Sen. Ben Sasse, R-Neb., became the first Senate Republican to publicly split with Trump late Sunday, posting to Facebook that he will not support Trump for president.
Asked by radio host Charlie Sykes in Monday’s interview if he’ll do the same, Johnson said: “Let’s see how the process plays out.”
“I don’t like demagoguery on any side of the political spectrum, and we have it across the political spectrum,” Johnson said.
The possibility of GOP U.S. senators publicly breaking en masse from Trump was floated publicly over the weekend in a widely circulated report by The New York Times.

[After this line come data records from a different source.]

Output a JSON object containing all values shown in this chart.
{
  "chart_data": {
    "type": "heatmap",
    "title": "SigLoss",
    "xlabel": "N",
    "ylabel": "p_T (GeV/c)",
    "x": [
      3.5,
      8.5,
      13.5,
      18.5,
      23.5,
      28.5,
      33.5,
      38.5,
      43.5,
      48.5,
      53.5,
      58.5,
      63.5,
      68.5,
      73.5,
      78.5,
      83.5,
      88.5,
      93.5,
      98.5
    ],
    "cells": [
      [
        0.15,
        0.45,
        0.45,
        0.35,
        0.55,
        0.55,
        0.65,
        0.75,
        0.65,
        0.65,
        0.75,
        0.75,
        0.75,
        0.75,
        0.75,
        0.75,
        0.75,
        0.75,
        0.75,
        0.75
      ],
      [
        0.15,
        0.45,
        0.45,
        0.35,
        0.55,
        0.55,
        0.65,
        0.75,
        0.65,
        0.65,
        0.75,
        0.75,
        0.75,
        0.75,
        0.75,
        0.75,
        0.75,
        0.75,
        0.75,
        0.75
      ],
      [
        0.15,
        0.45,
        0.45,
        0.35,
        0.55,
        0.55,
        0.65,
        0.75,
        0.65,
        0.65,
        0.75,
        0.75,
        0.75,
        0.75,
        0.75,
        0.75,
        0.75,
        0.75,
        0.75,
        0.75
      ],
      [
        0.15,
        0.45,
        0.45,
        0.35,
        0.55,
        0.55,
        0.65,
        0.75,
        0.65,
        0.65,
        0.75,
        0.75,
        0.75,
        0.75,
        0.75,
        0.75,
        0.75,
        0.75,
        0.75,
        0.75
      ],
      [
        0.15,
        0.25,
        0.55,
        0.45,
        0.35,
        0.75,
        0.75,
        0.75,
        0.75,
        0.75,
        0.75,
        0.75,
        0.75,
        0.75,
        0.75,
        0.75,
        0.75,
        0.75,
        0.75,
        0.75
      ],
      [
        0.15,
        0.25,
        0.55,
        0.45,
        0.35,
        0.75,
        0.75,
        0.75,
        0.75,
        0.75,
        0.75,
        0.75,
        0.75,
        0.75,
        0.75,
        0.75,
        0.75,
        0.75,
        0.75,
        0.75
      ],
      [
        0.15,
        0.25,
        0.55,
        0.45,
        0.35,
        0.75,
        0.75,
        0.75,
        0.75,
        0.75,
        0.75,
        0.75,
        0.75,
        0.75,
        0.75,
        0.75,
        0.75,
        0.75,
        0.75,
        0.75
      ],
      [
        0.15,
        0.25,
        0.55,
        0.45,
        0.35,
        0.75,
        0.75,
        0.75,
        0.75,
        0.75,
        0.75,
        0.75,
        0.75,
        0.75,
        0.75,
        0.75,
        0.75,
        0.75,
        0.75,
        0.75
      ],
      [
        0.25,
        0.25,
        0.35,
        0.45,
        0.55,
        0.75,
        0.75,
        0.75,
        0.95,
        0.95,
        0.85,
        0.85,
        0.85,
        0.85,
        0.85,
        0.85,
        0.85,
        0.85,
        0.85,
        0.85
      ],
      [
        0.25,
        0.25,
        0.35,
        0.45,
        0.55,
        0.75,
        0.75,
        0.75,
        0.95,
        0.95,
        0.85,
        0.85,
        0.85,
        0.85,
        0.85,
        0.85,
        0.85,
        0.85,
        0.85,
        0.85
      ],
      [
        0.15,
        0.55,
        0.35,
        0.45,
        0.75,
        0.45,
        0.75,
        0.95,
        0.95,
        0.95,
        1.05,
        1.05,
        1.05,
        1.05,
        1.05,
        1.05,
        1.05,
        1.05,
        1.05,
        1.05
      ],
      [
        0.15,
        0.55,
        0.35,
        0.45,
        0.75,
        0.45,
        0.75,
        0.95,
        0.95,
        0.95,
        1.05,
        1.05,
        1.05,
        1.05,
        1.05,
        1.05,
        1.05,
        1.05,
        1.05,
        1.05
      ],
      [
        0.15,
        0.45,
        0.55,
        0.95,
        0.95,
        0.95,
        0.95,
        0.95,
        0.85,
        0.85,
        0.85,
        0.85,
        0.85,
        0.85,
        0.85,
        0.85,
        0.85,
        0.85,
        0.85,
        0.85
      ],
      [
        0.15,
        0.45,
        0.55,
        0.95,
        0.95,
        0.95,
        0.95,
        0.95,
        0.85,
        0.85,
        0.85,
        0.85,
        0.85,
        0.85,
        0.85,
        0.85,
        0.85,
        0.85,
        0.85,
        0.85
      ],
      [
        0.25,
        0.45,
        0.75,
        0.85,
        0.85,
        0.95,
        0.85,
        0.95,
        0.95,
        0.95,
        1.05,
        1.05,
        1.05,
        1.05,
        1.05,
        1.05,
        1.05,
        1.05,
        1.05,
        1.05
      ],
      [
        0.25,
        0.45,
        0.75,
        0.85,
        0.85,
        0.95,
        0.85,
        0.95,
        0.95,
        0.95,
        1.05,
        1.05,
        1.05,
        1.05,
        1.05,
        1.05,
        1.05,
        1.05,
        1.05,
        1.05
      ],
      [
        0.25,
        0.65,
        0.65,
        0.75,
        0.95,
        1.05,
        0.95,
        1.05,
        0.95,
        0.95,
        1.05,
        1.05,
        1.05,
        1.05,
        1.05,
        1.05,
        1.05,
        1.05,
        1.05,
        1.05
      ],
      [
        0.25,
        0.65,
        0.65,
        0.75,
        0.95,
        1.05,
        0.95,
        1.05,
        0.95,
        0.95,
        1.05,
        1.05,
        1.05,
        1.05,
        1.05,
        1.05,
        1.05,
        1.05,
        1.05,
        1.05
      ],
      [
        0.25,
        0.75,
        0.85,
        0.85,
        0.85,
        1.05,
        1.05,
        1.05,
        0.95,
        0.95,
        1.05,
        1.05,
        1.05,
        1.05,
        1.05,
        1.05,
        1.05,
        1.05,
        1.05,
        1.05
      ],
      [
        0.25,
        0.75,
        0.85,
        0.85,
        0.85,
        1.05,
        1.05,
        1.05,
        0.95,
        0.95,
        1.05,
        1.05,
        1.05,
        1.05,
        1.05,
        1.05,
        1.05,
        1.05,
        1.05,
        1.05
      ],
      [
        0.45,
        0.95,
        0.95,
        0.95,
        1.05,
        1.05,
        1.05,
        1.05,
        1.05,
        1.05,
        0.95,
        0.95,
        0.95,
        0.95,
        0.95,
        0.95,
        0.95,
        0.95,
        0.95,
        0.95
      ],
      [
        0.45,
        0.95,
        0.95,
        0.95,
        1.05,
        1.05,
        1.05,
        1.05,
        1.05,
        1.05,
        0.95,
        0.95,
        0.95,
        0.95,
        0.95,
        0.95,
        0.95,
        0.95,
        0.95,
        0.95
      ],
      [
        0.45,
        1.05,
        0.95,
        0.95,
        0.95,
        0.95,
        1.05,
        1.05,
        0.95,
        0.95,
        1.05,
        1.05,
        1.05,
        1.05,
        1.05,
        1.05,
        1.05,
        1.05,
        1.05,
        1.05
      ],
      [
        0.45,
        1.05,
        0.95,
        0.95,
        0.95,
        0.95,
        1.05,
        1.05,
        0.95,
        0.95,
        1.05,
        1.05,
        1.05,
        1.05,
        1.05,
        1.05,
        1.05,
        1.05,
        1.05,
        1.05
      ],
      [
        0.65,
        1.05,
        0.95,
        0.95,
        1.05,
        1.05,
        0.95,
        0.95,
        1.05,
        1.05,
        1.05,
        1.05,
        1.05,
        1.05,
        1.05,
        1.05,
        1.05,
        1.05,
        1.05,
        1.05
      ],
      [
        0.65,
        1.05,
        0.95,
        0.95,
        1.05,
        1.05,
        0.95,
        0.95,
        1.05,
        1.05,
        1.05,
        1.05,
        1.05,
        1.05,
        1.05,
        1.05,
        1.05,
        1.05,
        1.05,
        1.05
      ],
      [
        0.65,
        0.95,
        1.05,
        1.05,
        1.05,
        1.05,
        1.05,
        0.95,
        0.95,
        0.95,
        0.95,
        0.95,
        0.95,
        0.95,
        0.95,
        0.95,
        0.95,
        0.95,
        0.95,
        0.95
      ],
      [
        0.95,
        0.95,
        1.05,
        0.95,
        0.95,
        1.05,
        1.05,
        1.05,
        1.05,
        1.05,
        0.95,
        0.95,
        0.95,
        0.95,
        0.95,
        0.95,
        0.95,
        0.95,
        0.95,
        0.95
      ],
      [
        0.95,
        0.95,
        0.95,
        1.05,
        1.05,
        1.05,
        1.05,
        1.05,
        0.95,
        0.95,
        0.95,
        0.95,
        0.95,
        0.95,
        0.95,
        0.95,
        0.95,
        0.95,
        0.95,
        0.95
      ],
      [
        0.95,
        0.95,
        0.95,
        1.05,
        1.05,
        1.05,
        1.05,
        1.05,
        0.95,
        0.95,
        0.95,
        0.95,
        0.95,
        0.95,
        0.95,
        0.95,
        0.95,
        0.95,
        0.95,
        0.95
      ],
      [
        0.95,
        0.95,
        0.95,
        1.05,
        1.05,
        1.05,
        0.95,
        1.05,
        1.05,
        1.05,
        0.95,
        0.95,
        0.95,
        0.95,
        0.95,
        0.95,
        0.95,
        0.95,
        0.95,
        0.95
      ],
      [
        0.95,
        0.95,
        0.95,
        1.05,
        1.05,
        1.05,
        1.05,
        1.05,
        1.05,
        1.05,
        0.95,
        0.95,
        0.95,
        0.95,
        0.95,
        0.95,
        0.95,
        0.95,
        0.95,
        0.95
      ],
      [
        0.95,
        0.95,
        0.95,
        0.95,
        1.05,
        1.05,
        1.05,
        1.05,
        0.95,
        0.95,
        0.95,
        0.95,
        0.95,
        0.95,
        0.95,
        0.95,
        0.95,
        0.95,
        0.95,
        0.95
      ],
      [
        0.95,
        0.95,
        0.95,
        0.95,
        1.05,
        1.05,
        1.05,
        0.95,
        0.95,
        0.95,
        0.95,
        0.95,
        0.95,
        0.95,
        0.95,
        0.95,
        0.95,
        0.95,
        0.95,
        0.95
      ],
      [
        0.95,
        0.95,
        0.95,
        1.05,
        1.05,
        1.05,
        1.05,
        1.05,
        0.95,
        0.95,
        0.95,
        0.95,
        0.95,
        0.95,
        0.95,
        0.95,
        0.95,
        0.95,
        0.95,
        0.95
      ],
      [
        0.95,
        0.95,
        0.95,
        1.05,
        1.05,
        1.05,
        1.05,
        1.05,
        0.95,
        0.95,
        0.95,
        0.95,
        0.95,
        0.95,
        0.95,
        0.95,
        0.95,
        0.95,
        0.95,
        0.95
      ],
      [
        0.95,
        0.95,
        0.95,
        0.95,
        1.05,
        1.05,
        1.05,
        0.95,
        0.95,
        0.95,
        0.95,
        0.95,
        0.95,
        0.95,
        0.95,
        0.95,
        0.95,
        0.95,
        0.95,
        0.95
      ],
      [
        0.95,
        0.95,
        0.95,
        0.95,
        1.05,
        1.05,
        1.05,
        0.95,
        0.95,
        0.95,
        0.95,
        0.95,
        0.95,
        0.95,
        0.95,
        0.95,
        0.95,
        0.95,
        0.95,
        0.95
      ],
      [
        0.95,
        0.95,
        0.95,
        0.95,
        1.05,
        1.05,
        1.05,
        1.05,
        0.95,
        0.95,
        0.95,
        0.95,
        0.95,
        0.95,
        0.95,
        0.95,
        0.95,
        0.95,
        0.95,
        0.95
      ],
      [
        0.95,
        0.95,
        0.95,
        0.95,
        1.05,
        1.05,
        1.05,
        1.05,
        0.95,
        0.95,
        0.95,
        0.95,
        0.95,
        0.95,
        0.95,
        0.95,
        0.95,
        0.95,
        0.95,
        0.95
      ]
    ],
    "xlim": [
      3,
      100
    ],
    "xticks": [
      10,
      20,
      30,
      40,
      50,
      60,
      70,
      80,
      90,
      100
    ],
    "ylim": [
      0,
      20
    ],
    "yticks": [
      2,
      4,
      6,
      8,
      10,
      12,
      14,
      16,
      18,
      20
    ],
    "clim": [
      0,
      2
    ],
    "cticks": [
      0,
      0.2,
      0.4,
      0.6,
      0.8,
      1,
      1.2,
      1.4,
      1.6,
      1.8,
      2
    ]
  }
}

It reported Senate Majority Leader Mitch McConnell, R-Ky., has laid out a plan behind closed doors for lawmakers to break explicitly with Trump in a general election, should he claim the Republican nomination.
McConnell reportedly said of Trump: “We’ll drop him like a hot rock” and even assured Republican senators they could air ads attacking Trump in order to distance themselves, the Times reported.
Conservatives in Wisconsin are also contemplating a full-on assault of Trump’s thin conservative record and policy positions, according to Republican strategist Brian Fraley.
“If Wisconsin matters there will be a strong anti-Trump effort here because Wisconsin conservatives are more organized and more educated on the importance of free market economics and liberty,” Fraley said, adding that the opposition might emerge even if Trump locks up the nomination before the April 5 primary.
The possibility of Trump being the GOP nominee has grown in recent weeks as he racked up primary and caucus wins in the early presidential states of New Hampshire, Nevada and South Carolina. Tuesday’s multiple contests, mostly in Southern states, are not expected to serve as a breaker for the Trump surge.
Congressman Reid Ribble, R-Sherwood, one of the first GOP office-holders to publicly denounce Trump, has heightened his social media criticism of Trump in the wake of his most recent comments.
“For the record, condemning the KKK isn’t something you should have to think twice about. #nevertrump” Ribble posted to his Twitter account late Sunday.
The other four Republicans in the Congressional caucus — Speaker Paul Ryan, Sean Duffy, Glenn Grothman and Jim Sensenbrenner — didn’t respond to a request for comment Monday. Senate Majority Leader Scott Fitzgerald also didn’t respond.
Steineke, the Assembly majority leader who has been bashing Trump publicly on Twitter for weeks, said one reason more Republicans aren’t coming out against Trump is because they worry popular opposition to elected officials will cause their criticism of Trump to backfire. Franklin, the poll director, said another possibility is Republicans are worried about alienating a large swath of their own voters.
Asked whether Trump represents the Republican Party he sought to represent last year, Walker said “a number of his views and positions are different than mine.”
“Even if we don’t agree with every choice that certain candidates make or articulate, then the bottom line is you have to respect the voters and the process,” Walker said.
— The Racine Journal Times contributed to this report.